Alex Kreilein, Co-founder & CTO, SecureSet, & Austin Chambers, Attorney, Lewis, Bess, Williams & Weese
On February 16, 2016, the United States District Court for the Central District of California issued an order that required Apple to assist the FBI in the search of the iPhone used by one the the San Bernardino shooters. The Order requires Apple to comply with an FBI demand that Apple build and install software disabling the countermeasures on the iPhone 5c running iOS 9 that wipe the iPhone after 10 failed passcode attempts. The device belonged to the San Bernardino County Department of Public Health, which has given the government permission to search the phone.

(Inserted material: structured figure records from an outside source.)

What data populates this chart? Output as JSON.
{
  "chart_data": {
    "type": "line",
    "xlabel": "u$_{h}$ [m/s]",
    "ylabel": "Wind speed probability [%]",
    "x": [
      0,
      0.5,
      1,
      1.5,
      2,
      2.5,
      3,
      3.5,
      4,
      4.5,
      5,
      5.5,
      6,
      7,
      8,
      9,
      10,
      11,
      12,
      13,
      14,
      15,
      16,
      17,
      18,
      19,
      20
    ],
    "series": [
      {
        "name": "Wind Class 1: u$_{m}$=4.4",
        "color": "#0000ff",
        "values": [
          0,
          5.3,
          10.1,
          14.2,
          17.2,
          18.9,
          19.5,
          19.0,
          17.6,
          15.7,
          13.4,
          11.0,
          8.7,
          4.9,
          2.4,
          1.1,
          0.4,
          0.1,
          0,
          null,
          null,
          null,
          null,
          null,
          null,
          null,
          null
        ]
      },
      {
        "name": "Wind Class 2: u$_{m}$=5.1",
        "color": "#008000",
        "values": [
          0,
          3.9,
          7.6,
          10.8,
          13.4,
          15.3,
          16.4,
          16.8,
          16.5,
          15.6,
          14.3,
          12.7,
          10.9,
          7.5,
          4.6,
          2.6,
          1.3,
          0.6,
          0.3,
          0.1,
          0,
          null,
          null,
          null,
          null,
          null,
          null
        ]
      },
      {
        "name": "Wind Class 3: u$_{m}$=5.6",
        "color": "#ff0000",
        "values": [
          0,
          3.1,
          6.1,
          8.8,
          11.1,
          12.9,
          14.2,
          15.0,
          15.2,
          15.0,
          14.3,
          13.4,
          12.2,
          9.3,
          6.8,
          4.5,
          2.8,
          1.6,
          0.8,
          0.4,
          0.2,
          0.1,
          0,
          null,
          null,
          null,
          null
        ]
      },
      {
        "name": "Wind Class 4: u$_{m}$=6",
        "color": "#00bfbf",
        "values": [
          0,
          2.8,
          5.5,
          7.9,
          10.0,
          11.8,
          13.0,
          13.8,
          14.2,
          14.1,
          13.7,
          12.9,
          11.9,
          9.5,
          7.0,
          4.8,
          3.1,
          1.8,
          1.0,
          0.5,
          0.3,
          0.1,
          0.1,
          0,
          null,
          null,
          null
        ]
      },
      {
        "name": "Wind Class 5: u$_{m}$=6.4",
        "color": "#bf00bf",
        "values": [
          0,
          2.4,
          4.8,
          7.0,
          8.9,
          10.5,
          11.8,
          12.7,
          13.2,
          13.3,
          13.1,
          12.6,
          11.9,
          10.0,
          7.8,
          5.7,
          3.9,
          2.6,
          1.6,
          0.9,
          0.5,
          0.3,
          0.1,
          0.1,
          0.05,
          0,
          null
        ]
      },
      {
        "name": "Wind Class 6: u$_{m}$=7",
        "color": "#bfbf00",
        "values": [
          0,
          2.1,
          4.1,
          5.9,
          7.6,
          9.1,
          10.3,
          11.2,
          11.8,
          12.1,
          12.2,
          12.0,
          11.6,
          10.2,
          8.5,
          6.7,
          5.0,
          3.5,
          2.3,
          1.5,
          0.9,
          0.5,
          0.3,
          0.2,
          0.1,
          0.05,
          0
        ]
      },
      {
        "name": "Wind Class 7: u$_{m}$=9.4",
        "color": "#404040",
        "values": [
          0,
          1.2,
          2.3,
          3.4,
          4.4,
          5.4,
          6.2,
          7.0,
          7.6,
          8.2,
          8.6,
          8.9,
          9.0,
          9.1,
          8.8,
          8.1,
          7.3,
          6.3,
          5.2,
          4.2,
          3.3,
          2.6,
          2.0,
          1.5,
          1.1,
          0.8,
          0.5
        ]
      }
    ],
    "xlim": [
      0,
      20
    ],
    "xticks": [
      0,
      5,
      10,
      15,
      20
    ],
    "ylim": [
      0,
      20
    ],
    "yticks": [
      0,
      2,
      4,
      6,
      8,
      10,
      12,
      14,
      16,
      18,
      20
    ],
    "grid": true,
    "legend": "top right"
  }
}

The FBI in this specific circumstance is not requiring that Apple unlock this iPhone. In this circumstance, the FBI is also not requiring Apple apply a new form of cryptography to this or other iPhones (we’ll get to this later). However, the FBI is requiring that Apple develop and install software on this iPhone to allow the Bureau to run possible passcode combinations until the phone unlocks without fear of triggering the security countermeasures that erase data on the device automatically.
The legal arguments behind the Apple v. FBI1 case are the subject of intense scrutiny, although despite that scrutiny, the case itself is regularly mischaracterized. One side alleges the FBI is desperately seeking precedent necessary to unlock millions of devices through one of any manner of doors using only the antiquated All Writs Act of 1789 (“AWA”) as the key. Meanwhile the other side alleges Apple is preventing access to just a single phone—one belonging to a dead ISIS terrorist, no less—in what amounts to nothing more than a twisted marketing ploy. We believe both characterizations factually miss the mark, and in so doing, obscure the ramifications of the case itself.
The outcomes of this matter depend heavily on how the court interprets the powers and limits of the AWA. Apple raised interesting First and Fifth Amendment arguments, however, these are less likely to be deciding factors in the case, so we will leave those for others to assess. Ultimately, the court must decide two fundamental questions: Is the AWA applicable to this case, and if so, would the AWA allow a court to order Apple to create a new, but insecure, version of iOS?
Does the AWA apply?
The AWA was passed as part of the Judiciary Act of 1789, the same act that created the U.S. federal court system. The AWA provides that courts may issues all writs—or orders—that are necessary or appropriate in aid of their respective jurisdictions and agreeable to the usages and principles of law. In other words, courts can issue writs to “fill gaps” as necessary to give effect to various aspects of the judicial duties. The AWA appeared early in U.S. judicial history, even playing a part in the case Marbury v. Madison, a landmark case forming the basis for the exercise of judicial review. In the time since, it has been used in cases ranging from requiring custodians to bring a prisoner to court for their own appeal (filling a gap in the traditional writ of Habeas Corpus) to compelling phone companies to place a pen register on a phone line. Thus, the AWA has been both hero and villain in vindicating the constitutional rights of defendants, while also giving rise to contentious expansions of courts’ constitutional authority.